The rest of the day was spent like everyone else spent their day, trying to make sense and calling loved ones.

I remember thinking of my daughter and being thankful that she was 3 years old at the time and oblivious to the whole thing. At the same time, I was terrified for her future.

It's not a day I like remembering or recalling. I'd rather forget about the whole thing. But for the thousands of innocent people who died that day and to help lend a little perspective to the insanity that goes on to this day, I feel it's my duty to remember, as it is for millions of other Americans.

By the way, these cards were sent to me by Noah, who has sent cards to me several other times (in an interesting aside, my co-worker that day is also named Noah. But they're not the same person).

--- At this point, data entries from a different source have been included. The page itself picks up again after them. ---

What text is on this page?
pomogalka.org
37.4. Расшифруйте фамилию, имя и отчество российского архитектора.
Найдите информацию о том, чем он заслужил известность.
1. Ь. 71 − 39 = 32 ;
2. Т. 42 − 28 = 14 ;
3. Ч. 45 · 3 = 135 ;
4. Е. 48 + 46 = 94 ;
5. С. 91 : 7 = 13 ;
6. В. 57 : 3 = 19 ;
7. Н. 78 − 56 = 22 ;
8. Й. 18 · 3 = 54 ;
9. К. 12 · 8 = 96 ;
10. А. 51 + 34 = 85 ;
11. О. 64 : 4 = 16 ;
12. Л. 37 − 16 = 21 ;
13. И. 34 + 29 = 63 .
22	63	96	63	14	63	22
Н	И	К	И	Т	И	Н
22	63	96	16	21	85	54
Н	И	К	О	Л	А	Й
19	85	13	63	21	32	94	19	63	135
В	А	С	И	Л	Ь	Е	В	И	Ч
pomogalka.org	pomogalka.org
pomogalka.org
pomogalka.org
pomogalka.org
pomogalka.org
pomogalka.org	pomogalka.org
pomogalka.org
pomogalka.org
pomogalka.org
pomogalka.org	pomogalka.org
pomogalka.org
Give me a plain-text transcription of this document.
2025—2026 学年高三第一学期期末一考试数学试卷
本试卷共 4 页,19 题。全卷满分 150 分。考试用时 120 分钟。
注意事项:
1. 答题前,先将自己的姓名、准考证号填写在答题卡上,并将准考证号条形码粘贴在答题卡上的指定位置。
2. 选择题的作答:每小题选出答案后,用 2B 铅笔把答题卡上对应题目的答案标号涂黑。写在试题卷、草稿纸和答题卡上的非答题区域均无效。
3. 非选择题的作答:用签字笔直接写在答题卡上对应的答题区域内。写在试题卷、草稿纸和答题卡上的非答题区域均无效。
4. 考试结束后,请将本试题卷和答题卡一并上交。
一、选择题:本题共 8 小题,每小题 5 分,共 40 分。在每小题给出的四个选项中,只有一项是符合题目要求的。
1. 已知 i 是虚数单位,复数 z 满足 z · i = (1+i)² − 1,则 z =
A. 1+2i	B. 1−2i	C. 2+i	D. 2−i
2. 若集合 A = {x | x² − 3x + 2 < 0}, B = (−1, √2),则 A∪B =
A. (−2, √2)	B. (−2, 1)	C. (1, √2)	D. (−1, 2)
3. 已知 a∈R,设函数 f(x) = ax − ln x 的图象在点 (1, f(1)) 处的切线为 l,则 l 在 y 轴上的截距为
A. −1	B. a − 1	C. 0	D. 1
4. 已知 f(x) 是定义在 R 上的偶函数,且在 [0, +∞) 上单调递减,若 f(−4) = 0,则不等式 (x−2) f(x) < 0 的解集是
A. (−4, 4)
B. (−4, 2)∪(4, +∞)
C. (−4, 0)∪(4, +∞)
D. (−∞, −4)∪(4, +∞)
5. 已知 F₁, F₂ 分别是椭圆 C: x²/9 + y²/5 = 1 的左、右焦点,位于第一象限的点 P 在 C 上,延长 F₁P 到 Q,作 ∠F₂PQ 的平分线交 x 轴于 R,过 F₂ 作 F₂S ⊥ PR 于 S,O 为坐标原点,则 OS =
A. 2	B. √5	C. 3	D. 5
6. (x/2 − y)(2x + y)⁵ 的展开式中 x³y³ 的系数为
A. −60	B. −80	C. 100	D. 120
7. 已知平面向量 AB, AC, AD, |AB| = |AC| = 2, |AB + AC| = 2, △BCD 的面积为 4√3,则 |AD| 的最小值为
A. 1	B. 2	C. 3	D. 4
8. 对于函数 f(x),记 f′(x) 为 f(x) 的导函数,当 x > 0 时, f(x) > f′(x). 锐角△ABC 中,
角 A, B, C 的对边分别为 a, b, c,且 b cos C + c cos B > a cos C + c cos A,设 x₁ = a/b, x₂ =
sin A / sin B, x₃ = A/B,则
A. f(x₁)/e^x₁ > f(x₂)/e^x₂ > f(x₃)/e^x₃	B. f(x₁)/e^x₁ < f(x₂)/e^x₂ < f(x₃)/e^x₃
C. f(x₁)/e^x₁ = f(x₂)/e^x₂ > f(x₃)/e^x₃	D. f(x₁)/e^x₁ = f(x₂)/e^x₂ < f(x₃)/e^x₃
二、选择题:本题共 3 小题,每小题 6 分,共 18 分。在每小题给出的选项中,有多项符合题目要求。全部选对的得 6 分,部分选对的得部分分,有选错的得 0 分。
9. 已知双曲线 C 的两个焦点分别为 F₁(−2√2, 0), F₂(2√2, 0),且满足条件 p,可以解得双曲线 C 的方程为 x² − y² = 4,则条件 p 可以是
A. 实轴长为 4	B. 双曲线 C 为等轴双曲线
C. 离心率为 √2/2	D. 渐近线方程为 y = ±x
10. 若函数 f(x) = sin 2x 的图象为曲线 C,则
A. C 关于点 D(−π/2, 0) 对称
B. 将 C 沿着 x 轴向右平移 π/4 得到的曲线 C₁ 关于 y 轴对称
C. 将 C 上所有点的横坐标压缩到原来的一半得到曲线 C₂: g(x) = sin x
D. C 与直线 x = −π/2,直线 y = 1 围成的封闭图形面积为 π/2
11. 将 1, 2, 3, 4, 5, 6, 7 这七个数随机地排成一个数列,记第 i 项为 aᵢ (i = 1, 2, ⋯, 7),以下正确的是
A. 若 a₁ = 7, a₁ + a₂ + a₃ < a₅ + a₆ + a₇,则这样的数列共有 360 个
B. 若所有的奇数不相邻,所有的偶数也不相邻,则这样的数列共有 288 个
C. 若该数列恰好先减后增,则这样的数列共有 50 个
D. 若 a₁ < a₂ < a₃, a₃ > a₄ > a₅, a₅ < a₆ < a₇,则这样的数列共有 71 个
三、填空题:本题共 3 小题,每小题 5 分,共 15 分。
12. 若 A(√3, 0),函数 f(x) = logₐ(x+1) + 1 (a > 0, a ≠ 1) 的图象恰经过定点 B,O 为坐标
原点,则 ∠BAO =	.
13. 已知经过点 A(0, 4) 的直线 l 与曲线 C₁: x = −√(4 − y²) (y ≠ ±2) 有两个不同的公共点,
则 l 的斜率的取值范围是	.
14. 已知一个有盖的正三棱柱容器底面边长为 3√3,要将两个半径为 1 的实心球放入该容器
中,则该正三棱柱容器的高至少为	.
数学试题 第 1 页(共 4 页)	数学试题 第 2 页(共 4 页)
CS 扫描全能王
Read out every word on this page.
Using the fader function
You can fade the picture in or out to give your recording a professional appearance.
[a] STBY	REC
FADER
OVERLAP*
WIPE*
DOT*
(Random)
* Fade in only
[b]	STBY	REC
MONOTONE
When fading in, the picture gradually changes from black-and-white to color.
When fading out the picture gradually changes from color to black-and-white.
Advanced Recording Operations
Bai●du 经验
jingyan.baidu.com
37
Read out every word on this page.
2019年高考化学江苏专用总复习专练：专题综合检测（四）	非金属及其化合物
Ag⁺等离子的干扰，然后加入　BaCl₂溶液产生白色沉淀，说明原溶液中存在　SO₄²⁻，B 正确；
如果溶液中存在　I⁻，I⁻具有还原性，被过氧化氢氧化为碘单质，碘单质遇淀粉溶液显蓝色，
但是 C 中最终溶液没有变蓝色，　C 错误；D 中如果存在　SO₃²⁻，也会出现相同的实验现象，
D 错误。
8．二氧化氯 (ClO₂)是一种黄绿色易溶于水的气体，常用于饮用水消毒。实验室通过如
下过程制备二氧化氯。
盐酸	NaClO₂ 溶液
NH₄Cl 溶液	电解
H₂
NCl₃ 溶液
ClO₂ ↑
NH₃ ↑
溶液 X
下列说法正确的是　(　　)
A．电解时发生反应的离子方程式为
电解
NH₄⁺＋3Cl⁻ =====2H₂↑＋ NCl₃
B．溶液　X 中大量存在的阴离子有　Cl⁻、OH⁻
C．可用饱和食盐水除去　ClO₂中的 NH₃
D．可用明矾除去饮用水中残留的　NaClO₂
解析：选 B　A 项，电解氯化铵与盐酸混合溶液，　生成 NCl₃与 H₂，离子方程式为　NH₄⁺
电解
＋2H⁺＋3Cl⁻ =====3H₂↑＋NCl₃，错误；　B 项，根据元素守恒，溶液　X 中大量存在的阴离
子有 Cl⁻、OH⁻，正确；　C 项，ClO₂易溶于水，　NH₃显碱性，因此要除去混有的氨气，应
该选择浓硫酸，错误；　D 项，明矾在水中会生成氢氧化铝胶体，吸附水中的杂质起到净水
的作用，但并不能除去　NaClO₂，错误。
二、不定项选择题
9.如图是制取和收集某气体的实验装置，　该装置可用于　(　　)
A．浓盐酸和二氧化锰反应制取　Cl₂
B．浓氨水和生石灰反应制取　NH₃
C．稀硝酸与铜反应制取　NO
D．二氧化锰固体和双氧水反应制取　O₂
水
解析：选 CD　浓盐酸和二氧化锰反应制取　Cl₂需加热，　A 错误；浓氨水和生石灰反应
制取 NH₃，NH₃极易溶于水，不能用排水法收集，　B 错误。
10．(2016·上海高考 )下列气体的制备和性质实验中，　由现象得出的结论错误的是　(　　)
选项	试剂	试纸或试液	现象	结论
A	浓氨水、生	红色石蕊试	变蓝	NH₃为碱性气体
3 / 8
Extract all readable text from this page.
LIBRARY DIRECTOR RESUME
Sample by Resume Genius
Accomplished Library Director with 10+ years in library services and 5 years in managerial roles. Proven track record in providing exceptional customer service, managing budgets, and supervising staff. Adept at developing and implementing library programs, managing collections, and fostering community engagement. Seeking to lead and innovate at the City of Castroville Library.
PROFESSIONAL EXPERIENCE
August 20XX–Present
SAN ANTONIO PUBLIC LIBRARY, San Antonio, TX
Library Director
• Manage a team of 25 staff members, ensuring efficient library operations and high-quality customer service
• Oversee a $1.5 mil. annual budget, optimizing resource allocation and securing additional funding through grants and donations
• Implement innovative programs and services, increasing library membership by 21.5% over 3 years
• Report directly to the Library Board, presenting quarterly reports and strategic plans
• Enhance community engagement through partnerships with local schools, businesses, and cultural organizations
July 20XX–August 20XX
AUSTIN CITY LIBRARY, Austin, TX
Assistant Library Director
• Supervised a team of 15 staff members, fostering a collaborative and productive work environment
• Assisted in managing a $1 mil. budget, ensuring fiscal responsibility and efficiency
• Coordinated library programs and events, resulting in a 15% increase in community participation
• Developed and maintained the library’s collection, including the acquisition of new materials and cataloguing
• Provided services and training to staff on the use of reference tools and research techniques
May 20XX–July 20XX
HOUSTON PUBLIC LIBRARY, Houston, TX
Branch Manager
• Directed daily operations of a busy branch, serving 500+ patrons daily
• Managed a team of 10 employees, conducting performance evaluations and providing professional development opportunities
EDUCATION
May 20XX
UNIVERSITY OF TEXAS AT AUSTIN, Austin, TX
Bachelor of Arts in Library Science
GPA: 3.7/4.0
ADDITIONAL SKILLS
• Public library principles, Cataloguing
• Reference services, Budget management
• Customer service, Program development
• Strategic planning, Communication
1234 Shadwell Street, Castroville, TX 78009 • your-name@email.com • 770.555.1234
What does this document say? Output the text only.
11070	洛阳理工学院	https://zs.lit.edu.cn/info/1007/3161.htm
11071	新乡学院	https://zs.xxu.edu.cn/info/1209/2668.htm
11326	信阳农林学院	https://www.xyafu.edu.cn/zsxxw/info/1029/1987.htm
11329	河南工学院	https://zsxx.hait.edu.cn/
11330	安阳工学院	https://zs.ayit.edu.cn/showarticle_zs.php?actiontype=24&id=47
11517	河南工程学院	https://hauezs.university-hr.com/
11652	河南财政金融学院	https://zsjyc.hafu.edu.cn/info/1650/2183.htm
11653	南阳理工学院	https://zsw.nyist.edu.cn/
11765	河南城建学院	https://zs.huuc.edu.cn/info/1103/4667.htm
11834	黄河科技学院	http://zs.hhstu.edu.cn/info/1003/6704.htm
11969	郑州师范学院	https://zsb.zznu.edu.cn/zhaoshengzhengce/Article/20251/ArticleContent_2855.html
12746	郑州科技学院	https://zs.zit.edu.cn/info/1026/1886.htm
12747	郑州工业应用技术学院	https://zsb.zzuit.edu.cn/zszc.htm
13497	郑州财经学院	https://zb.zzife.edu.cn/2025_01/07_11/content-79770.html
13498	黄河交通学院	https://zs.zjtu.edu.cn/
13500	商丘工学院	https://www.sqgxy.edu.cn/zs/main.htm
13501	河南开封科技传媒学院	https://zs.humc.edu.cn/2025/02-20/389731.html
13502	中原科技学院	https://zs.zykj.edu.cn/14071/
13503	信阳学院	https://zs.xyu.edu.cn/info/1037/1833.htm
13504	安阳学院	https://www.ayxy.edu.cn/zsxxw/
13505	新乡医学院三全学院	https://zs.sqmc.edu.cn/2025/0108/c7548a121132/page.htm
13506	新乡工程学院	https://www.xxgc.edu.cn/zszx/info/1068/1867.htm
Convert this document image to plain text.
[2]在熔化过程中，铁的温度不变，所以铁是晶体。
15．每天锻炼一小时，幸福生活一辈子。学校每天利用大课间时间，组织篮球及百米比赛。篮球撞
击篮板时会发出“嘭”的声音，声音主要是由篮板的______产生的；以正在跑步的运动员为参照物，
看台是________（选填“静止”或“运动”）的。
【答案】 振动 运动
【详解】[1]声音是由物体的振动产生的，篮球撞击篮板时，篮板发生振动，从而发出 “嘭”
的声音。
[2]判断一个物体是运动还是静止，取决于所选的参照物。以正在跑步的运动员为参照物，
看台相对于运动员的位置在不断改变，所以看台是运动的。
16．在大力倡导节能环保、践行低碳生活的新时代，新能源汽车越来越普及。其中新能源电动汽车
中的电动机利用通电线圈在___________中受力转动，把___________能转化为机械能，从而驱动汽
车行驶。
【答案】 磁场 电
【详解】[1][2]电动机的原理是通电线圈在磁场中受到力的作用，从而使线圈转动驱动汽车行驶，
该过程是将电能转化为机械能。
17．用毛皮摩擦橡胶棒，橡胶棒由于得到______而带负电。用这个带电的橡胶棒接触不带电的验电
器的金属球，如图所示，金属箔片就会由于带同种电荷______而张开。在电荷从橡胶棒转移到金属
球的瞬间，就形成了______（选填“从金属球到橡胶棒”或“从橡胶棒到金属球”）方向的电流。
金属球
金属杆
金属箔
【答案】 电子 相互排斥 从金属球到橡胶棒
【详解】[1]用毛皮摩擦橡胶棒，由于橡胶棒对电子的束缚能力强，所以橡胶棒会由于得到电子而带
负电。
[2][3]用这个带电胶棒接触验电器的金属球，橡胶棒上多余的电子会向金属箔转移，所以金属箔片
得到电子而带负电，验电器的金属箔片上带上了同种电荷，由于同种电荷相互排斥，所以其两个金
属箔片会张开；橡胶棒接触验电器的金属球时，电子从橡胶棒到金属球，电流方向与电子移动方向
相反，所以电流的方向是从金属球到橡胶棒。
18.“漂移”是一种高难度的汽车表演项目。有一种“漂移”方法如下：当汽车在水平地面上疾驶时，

I know very little about the cards except that it was a set issued with Upper Deck's Legends of New York set in 2001. On the back of the cards, it says a portion of the proceeds from sales went to support the Disaster Relief Fund.

Every American did their part in 2001. Everyone. They didn't get caught up in rhetoric. They just did what they could to help.

That's what I want to remember, too.

Comments

TJ said…
Great post. Kind of weird how everyone remembers exactly what they were doing that morning. I can barely remember what I did THIS morning.